16 octobre 1984. La radio annonce que le corps d'un enfant ligoté a été retrouvé dans une petite rivière des Vosges. L'affaire Grégory vient de débuter. Serge Garde, journaliste à «L'Humanité dimanche», entend la nouvelle à la radio. Il se souvient de sa première réaction: «Voilà justement le type de faits divers sordide sur lequel je n'écrirai jamais».
Paradoxe, il «couvrira», pour le journal, cette affaire qui emplit les journaux et les conversations, et publie un livre «Affaire Grégory, autopsie d'une enquête» (1). Il s'en explique: «Comme beaucoup de journalistes qui ont suivit l'affaire Villemin-Laroche dès les premiers jours, j'en ai été bouleversé, meurtri. Je ne me sens pas coupable, mais co-responsable de la mort de Bernard Laroche. C'est pourquoi je devais écrire ce livre. Comme un cri de douleur et de colère. Mais il y a autre chose. Je redoute de nouveaux drames».
Cette justification éclaire tout le livre. Il part de la reprise des faits grâce a son enquête de journaliste et à des documents d'instruction. Serge Garde, à bon droit, s'interroge sur le secret de l'instruction allègrement violé, soulignant combien ceux qui ont voulu utiliser la presse, la manipuler, sont entrés dans un jeu qui les piégeait eux même et faussait l'enquête. Il n'est pas tendre.
Un jeune juge surchargé de travail, des gendarmes qui laissent de coté des pistes, et délaissent des indices... on en finirait pas d'énumérer les gâchis de cette enquête. Gâchis humain aussi. A la mort de Grégory, s'est ajoutée celle de Bernard Laroche. Serge Garde se montre très convainquant sur l'image fausse bâtie par ceux qui voulaient absolument trouver un coupable rapidement, quitte à le fabriquer. Aussitôt une bonne partie de la presse a jugé, relayant même des éléments d'instruction qui lui sont aimablement distillés, pour forger un mobile au coupable désigné: la jalousie.
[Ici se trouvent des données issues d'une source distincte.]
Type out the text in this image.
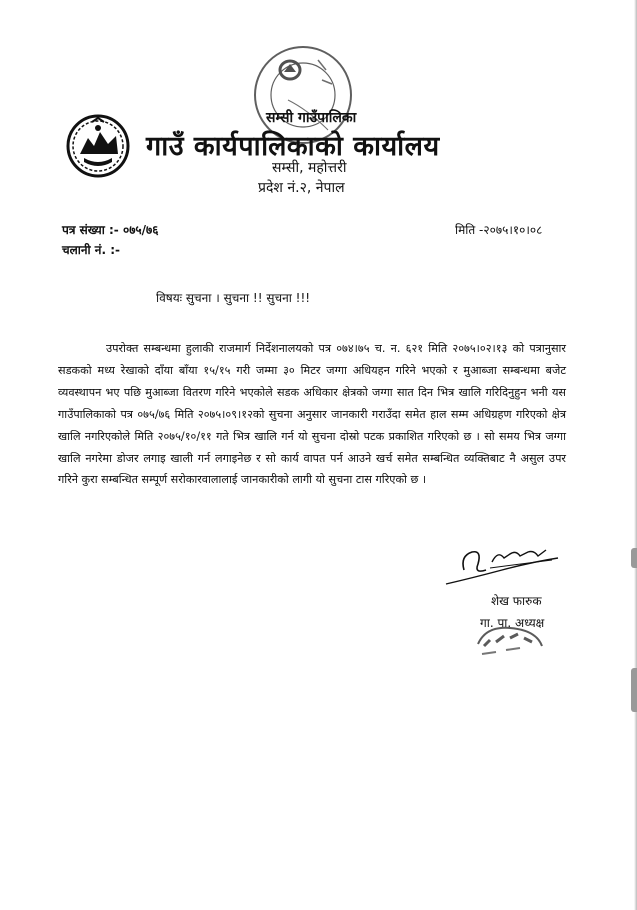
सम्सी गाउँपालिका
गाउँ कार्यपालिकाको कार्यालय
सम्सी, महोत्तरी
प्रदेश नं.२, नेपाल
पत्र संख्या :- ०७५/७६
चलानी नं. :-
मिति -२०७५।१०।०८
विषयः सुचना । सुचना !! सुचना !!!
उपरोक्त सम्बन्धमा हुलाकी राजमार्ग निर्देशनालयको पत्र ०७४।७५ च. न. ६२१ मिति २०७५।०२।१३ को पत्रानुसार सडकको मध्य रेखाको दाँया बाँया १५/१५ गरी जम्मा ३० मिटर जग्गा अधियहन गरिने भएको र मुआब्जा सम्बन्धमा बजेट व्यवस्थापन भए पछि मुआब्जा वितरण गरिने भएकोले सडक अधिकार क्षेत्रको जग्गा सात दिन भित्र खालि गरिदिनुहुन भनी यस गाउँपालिकाको पत्र ०७५/७६ मिति २०७५।०९।१२को सुचना अनुसार जानकारी गराउँदा समेत हाल सम्म अधिग्रहण गरिएको क्षेत्र खालि नगरिएकोले मिति २०७५/१०/११ गते भित्र खालि गर्न यो सुचना दोस्रो पटक प्रकाशित गरिएको छ । सो समय भित्र जग्गा खालि नगरेमा डोजर लगाइ खाली गर्न लगाइनेछ र सो कार्य वापत पर्न आउने खर्च समेत सम्बन्धित व्यक्तिबाट नै असुल उपर गरिने कुरा सम्बन्धित सम्पूर्ण सरोकारवालालाई जानकारीको लागी यो सुचना टास गरिएको छ ।
शेख फारुक
गा. पा. अध्यक्ष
Un banal kyste à l'oreille de son enfant et voici que se bâtit un roman sur un Bernard Laroche frustré, haineux de la bonne santé de l'enfant de Jean-Marie Villemin. Une lettre du corbeau, inutilisable par les experts, tant elle a été manipulée, et voici que l'on tient la sacro-sainte preuve irréfutable. Quand au témoignage de la petite Murielle, obtenu par les gendarmes, on sait ce qu'il en est advenu... Mais le cocktail détonnant est là. Il va exploser. Jean-Marie Villemin, «chauffé à blanc», dira Christine, par des gendarmes, des journalistes et des partisans de la peine de mort, va exécuter celui que les médias désignent comme le coupable. Et Serge Garde de dire: «La mort de Laroche n'a rien a voir avec la malchance. Jean-Marie Villemin sera jugé pour son crime. Mais est-il juste qu'il soit seul dans le boxe des accusés?»
Justice, presse, Serge Garde note: «Ce qui trouble, dans le dossier Villemein, c'est que l'institution judiciaire s'avère incapable de gérer ce dossier en respectant ses propres règles», elle est «un formidable révélateur d'une crise institutionnelle» autour de l'instruction.
C'est sur ce constat que se termine le livre. Le procès d'une certaine presse, plus avide de tirage que d'information, y est aussi argumenté. Dans ce lourd dossier qui n'accouche, cinq ans après, que d'erreurs, Serge Garde glisse quelques hypothèses dans la partie consacrée à «la traque d'une mère». L'auteur, qui s'est forgé une intime conviction, relance les hypothèses par une «contre-autopsie» très argumentée. L'enfant, nous dit-il, ne serait pas mort noyé dans la Vologne, mais ailleurs, sans doute dans une baignoire. Est-ce une variation de plus, une piste sérieuse? Elle semble étayée.
Le dossier n'est pas clos, mais l'affaire Grégory semble bien s'orienter vers l'étagère surchargée des morts inexpliquées. Corbeaux, éventuels assassins, fausses preuves, faux témoignage et loi du silence s'y mêlent, tout comme cette inconnue: pourquoi la mort de cet enfant, statistiquement banale, est -elle devenue l'Affaire? Le mystère demeure et les craintes de nouveaux drames, qui font écrire Serge Garde, aussi. Sans doute Frédéric Pottecher, qui signe une préface admirative et admirable, nous fait-il toucher du doigt l'une des clés de ce drame qui passionne jusqu'aux écrivains en mal de sublime, en le caractérisant par: «Ce jeu qui permet de voir et d'entendre la conscience de son voisin, de ses amis et même de ceux qui vous sont indifférents».